Bizarre arithmetic results

Steven D'Aprano steven at REMOVE.THIS.cybersource.com.au
Tue Feb 23 20:15:40 EST 2010


On Tue, 23 Feb 2010 05:48:09 -0800, Mark Dickinson wrote:

> On Feb 23, 8:11 am, Steven D'Aprano
> <ste... at REMOVE.THIS.cybersource.com.au> wrote:
>> Making spaces significant in that fashion is mind-bogglingly awful.
>> Let's look at a language that does this:
>>
>> [steve at sylar ~]$ cat ws-example.rb
>> def a(x=4)
>>     x+2
>> end
>>
>> b = 1
>> print (a + b), (a+b), (a+ b), (a +b), "\n"
>>
>> [steve at sylar ~]$ ruby ws-example.rb
>> 7773
> 
> Hmm.  That's pretty nasty, all right.  Not that Python can claim to be
> immune to such behaviour:
> 
>>>> 3 .real
> 3
>>>> 3. real
>   File "<stdin>", line 1
>     3. real
>           ^
> SyntaxError: invalid syntax
> 
> 
> Though the fact that one of the cases raises an exception (rather than
> silently giving some different behaviour) ameliorates things a bit.

It ameliorates it *completely* -- you won't get silent errors in Python 
because you add or delete whitespace around a dot.

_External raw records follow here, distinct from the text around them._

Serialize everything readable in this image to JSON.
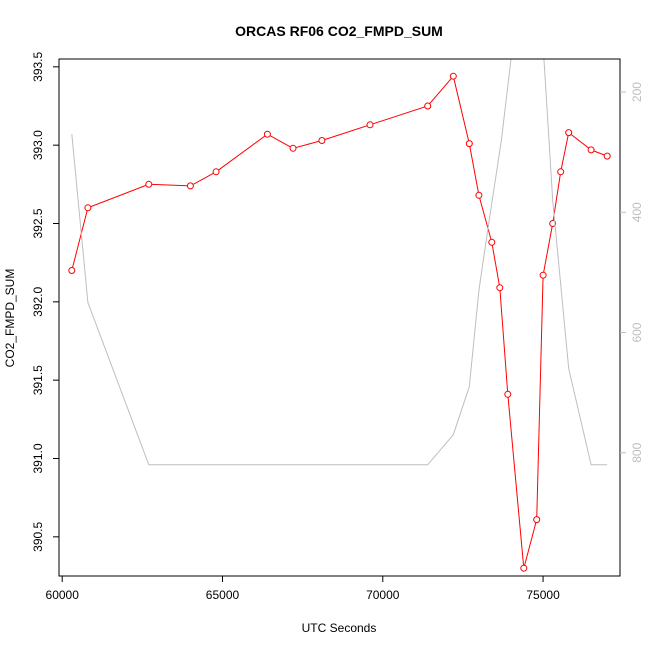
{
  "chart_data": {
    "type": "line",
    "title": "ORCAS RF06 CO2_FMPD_SUM",
    "xlabel": "UTC Seconds",
    "ylabel": "CO2_FMPD_SUM",
    "xlim": [
      59900,
      77400
    ],
    "ylim": [
      390.25,
      393.55
    ],
    "x_ticks": [
      60000,
      65000,
      70000,
      75000
    ],
    "y_ticks": [
      390.5,
      391.0,
      391.5,
      392.0,
      392.5,
      393.0,
      393.5
    ],
    "y2_ticks": [
      200,
      400,
      600,
      800
    ],
    "y2lim": [
      1005,
      145
    ],
    "grid": false,
    "legend": "none",
    "series": [
      {
        "axis": "left",
        "color": "#ff0000",
        "style": "line+open-circle",
        "x": [
          60300,
          60800,
          62700,
          64000,
          64800,
          66400,
          67200,
          68100,
          69600,
          71400,
          72200,
          72700,
          73000,
          73400,
          73650,
          73900,
          74400,
          74800,
          75000,
          75300,
          75550,
          75800,
          76500,
          77000
        ],
        "y": [
          392.2,
          392.6,
          392.75,
          392.74,
          392.83,
          393.07,
          392.98,
          393.03,
          393.13,
          393.25,
          393.44,
          393.01,
          392.68,
          392.38,
          392.09,
          391.41,
          390.3,
          390.61,
          392.17,
          392.5,
          392.83,
          393.08,
          392.97,
          392.93
        ]
      },
      {
        "axis": "right",
        "color": "#bebebe",
        "style": "line",
        "x": [
          60300,
          60800,
          62700,
          71400,
          72200,
          72700,
          73000,
          73300,
          73700,
          74100,
          74500,
          74750,
          74950,
          75300,
          75800,
          76500,
          77000
        ],
        "y": [
          270,
          550,
          820,
          820,
          770,
          690,
          530,
          420,
          280,
          100,
          100,
          10,
          80,
          380,
          660,
          820,
          820
        ]
      }
    ]
  }
}
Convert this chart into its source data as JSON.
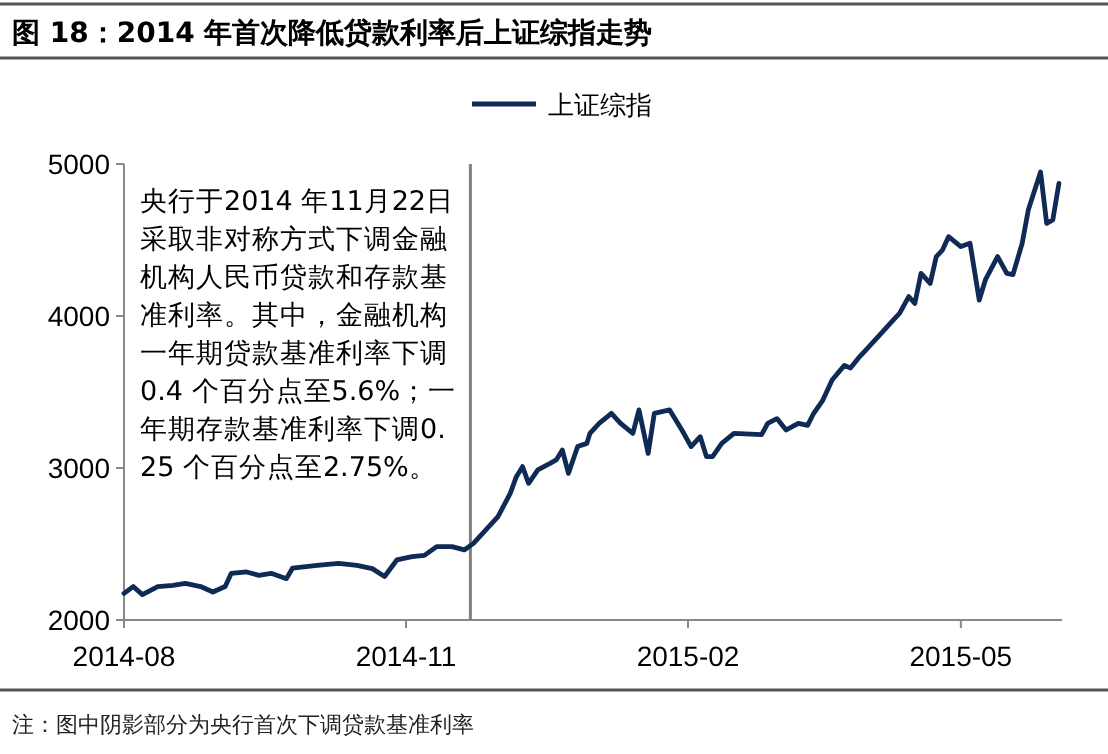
{
  "chart_data": {
    "type": "line",
    "title": "图 18：2014 年首次降低贷款利率后上证综指走势",
    "annotations": [
      "央行于2014 年11月22日采取非对称方式下调金融机构人民币贷款和存款基准利率。其中，金融机构一年期贷款基准利率下调0.4 个百分点至5.6%；一年期存款基准利率下调0.25 个百分点至2.75%。",
      "注：图中阴影部分为央行首次下调贷款基准利率"
    ],
    "x": [
      "2014-08-01",
      "2014-08-04",
      "2014-08-07",
      "2014-08-12",
      "2014-08-17",
      "2014-08-21",
      "2014-08-26",
      "2014-08-30",
      "2014-09-03",
      "2014-09-05",
      "2014-09-10",
      "2014-09-14",
      "2014-09-18",
      "2014-09-23",
      "2014-09-25",
      "2014-10-03",
      "2014-10-10",
      "2014-10-16",
      "2014-10-21",
      "2014-10-25",
      "2014-10-29",
      "2014-11-03",
      "2014-11-07",
      "2014-11-11",
      "2014-11-16",
      "2014-11-20",
      "2014-11-23",
      "2014-11-26",
      "2014-12-01",
      "2014-12-05",
      "2014-12-07",
      "2014-12-09",
      "2014-12-11",
      "2014-12-14",
      "2014-12-18",
      "2014-12-20",
      "2014-12-22",
      "2014-12-24",
      "2014-12-27",
      "2014-12-30",
      "2014-12-31",
      "2015-01-03",
      "2015-01-07",
      "2015-01-10",
      "2015-01-14",
      "2015-01-16",
      "2015-01-19",
      "2015-01-21",
      "2015-01-26",
      "2015-01-30",
      "2015-02-02",
      "2015-02-05",
      "2015-02-07",
      "2015-02-09",
      "2015-02-12",
      "2015-02-16",
      "2015-02-25",
      "2015-02-27",
      "2015-03-02",
      "2015-03-05",
      "2015-03-07",
      "2015-03-09",
      "2015-03-12",
      "2015-03-14",
      "2015-03-17",
      "2015-03-20",
      "2015-03-24",
      "2015-03-26",
      "2015-03-29",
      "2015-03-31",
      "2015-04-05",
      "2015-04-09",
      "2015-04-11",
      "2015-04-14",
      "2015-04-16",
      "2015-04-18",
      "2015-04-21",
      "2015-04-23",
      "2015-04-25",
      "2015-04-27",
      "2015-05-01",
      "2015-05-04",
      "2015-05-07",
      "2015-05-09",
      "2015-05-13",
      "2015-05-16",
      "2015-05-18",
      "2015-05-21",
      "2015-05-23",
      "2015-05-27",
      "2015-05-29",
      "2015-05-31",
      "2015-06-02"
    ],
    "series": [
      {
        "name": "上证综指",
        "color": "#0f2a55",
        "values": [
          2175,
          2220,
          2167,
          2220,
          2228,
          2241,
          2220,
          2184,
          2220,
          2307,
          2316,
          2294,
          2307,
          2272,
          2342,
          2360,
          2373,
          2360,
          2338,
          2286,
          2395,
          2417,
          2425,
          2483,
          2483,
          2461,
          2504,
          2570,
          2680,
          2833,
          2943,
          3009,
          2899,
          2987,
          3030,
          3053,
          3118,
          2965,
          3141,
          3162,
          3228,
          3294,
          3360,
          3294,
          3228,
          3382,
          3096,
          3360,
          3382,
          3250,
          3141,
          3206,
          3075,
          3075,
          3162,
          3228,
          3219,
          3294,
          3325,
          3250,
          3272,
          3294,
          3280,
          3360,
          3447,
          3579,
          3675,
          3658,
          3733,
          3776,
          3886,
          3974,
          4017,
          4128,
          4083,
          4280,
          4214,
          4391,
          4434,
          4522,
          4457,
          4478,
          4105,
          4237,
          4391,
          4280,
          4272,
          4478,
          4697,
          4947,
          4609,
          4632,
          4872
        ]
      }
    ],
    "xlim": [
      "2014-08-01",
      "2015-06-03"
    ],
    "xticks": [
      {
        "value": "2014-08-01",
        "label": "2014-08"
      },
      {
        "value": "2014-11-01",
        "label": "2014-11"
      },
      {
        "value": "2015-02-01",
        "label": "2015-02"
      },
      {
        "value": "2015-05-01",
        "label": "2015-05"
      }
    ],
    "ylim": [
      2000,
      5000
    ],
    "yticks": [
      2000,
      3000,
      4000,
      5000
    ],
    "ref_lines": [
      {
        "axis": "x",
        "value": "2014-11-22",
        "color": "#808080"
      }
    ],
    "legend": "top",
    "grid": false,
    "marker": "none",
    "line_style": "solid"
  }
}
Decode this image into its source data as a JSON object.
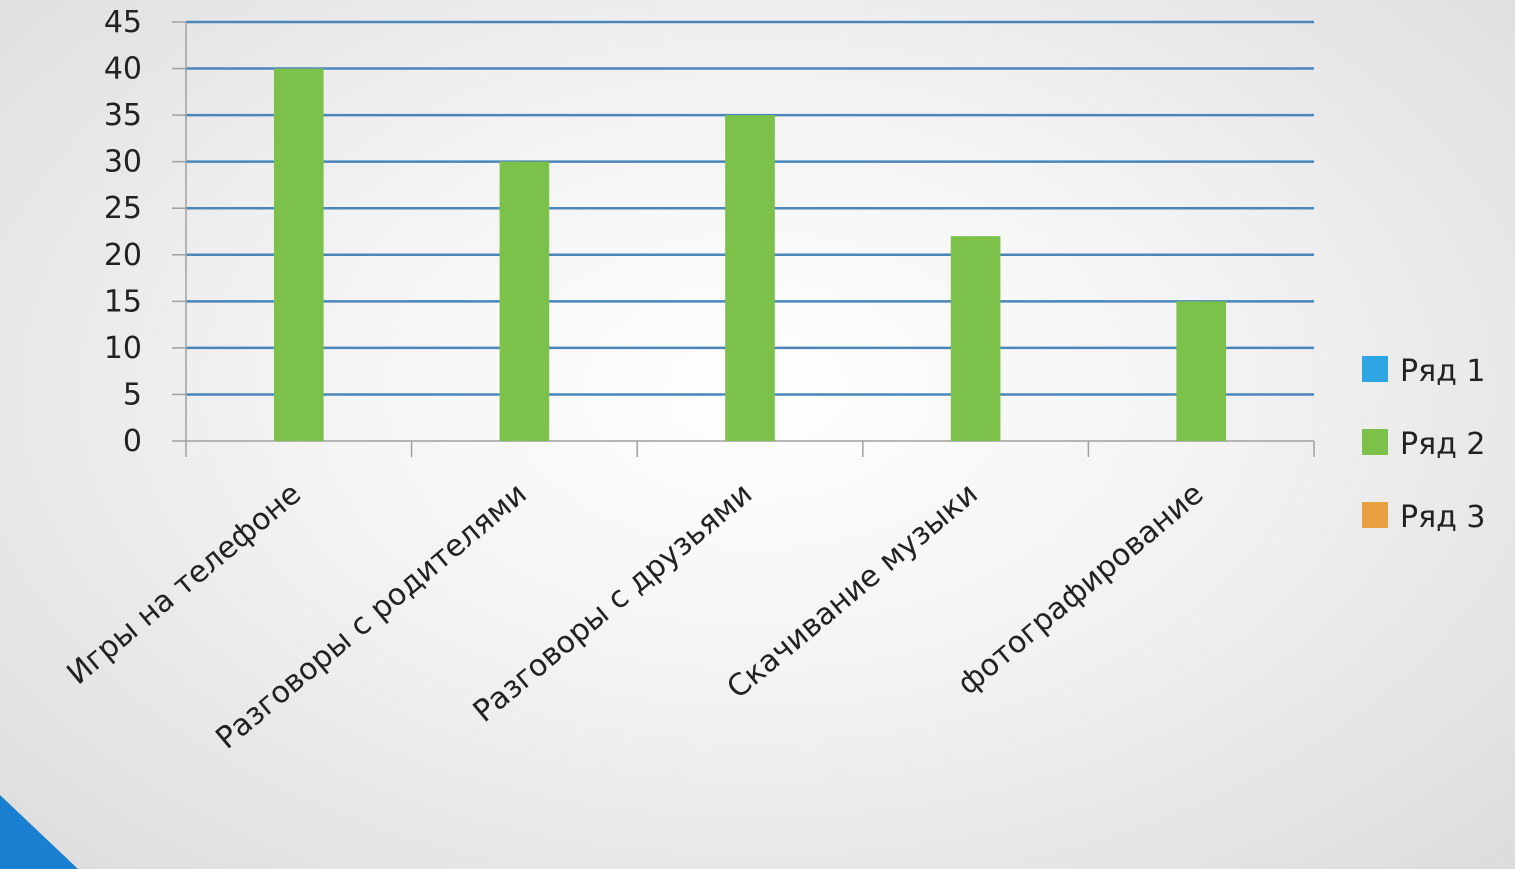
{
  "chart_data": {
    "type": "bar",
    "title": "",
    "xlabel": "",
    "ylabel": "",
    "categories": [
      "Игры на телефоне",
      "Разговоры с родителями",
      "Разговоры с друзьями",
      "Скачивание музыки",
      "фотографирование"
    ],
    "series": [
      {
        "name": "Ряд 1",
        "color": "#2ea6e4",
        "values": [
          null,
          null,
          null,
          null,
          null
        ]
      },
      {
        "name": "Ряд 2",
        "color": "#7cc14a",
        "values": [
          40,
          30,
          35,
          22,
          15
        ]
      },
      {
        "name": "Ряд 3",
        "color": "#e8a040",
        "values": [
          null,
          null,
          null,
          null,
          null
        ]
      }
    ],
    "ylim": [
      0,
      45
    ],
    "yticks": [
      0,
      5,
      10,
      15,
      20,
      25,
      30,
      35,
      40,
      45
    ],
    "grid": true,
    "legend_position": "right"
  },
  "colors": {
    "gridline": "#4a86b8",
    "axis": "#a0a0a0",
    "corner_accent": "#1a7fd0"
  }
}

"I find it amusing when novice programmers believe their main job is 
preventing programs from crashing. ... More experienced programmers 
realize that correct code is great, code that crashes could use 
improvement, but incorrect code that doesn't crash is a horrible 
nightmare."

http://www.pphsg.org/cdsmith/types.html


The edge case occurs because dot does double-duty as an operator and as 
part of float literals. However, float literals never include whitespace:

>>> 1.5
1.5
>>> 1 . 5
  File "<stdin>", line 1
    1 . 5
        ^
SyntaxError: invalid syntax

and likewise for 1. 5 and 1 .5 -- the only way to get a float literal 
with a decimal point is by not including whitespace in it. So there is 
never any ambiguity about floats. You can even do this:

>>> 1.5.__str__()
'1.5'


And since . is an operator outside of float literals, you can do this:

>>> import sys
>>> sys . platform
'linux2'


although why you'd want to escapes me :)

This actually is a feature, since it is useful when calling methods on 
int literals. However this is a very rare thing to do.